The final presentation was Scott Boone’s, ‘Why Study Virtual Worlds‘? It was a report on his own efforts but also evangelical – so that we can consider the advantages. There’s some cynicism – ‘this generation’s D&D’, also critiques that it’s just a fad/hype. But VW give us a means to study possible futures. Borrowing from the discipline of Future Studies, look at simulation gaming (formerly operational gaming). Do things that we can’t do with a real world in terms of understanding scenarios. VWs have a unique set of features and practices, and indeed more focused than the Internet taken as a whole. Already in use are 3D as user interface; what sorts of benefits do we get? and the ‘future of money’ (note disappearance of fiscal currency and privatisation of money). The focus of the paper was then on five potential outcomes of studying virtual worlds: (A) fully realised third paradigm of computing: (1) mainframe/client, (2) personal computing, (3) ubiquitous/pervasive : entirely computer-mediated ‘universe’?; (B) widespread distribution of property without relinquishment of control – do we have emerging issues here – cars on the cellphone model, control separated from use; (C) (nearly) perfect DRM for media distribution – see what the market does; (D) software designed for universal connectivity; this will be a different authorisation, practice etc.
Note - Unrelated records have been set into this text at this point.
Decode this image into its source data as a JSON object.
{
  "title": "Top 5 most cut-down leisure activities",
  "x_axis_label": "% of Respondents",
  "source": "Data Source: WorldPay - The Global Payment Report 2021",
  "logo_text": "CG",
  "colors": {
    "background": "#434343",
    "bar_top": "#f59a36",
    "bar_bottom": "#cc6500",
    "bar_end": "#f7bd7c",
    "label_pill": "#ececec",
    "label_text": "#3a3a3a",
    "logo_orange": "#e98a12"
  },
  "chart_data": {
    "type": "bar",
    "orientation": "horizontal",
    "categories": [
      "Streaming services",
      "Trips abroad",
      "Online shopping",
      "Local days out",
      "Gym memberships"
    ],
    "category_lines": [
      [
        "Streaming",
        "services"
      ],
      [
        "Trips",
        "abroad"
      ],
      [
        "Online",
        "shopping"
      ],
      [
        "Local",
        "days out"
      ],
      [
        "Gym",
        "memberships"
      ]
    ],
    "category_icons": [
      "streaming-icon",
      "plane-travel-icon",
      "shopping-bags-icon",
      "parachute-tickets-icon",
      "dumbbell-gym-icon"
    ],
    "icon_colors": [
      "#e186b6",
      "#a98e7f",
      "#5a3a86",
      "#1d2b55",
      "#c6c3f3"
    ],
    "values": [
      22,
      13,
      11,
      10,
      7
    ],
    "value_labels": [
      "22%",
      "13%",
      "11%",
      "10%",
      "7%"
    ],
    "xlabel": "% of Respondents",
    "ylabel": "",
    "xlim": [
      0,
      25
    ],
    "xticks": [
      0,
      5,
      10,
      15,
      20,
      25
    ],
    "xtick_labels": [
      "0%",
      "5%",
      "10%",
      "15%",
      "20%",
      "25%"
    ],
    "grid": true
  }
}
Look at business models, EULAs etc (E) augmented reality (though how do we do this without putting in all the variables?) In questions, Boone clarified that his focus was on studying virtual worlds as they currently exist, rather than creating simulations in future virtual worlds (though this too is interesting).

This is the last of my blog updates on the SCRIPTed conference at the University of Edinburgh. Remember, the full list of papers is available here. I will return to the themes of the conference (including the keynote by Prof. Bartha Knoppers) in a later post, and hope that you have enjoyed these fairly rambling updates. There will be one final session that, unfortunately I will miss most of for travel reasons, featuring Lilian Edwards, Andres Guadamuz and TJ McIntyre, which I’m sure will be excellent.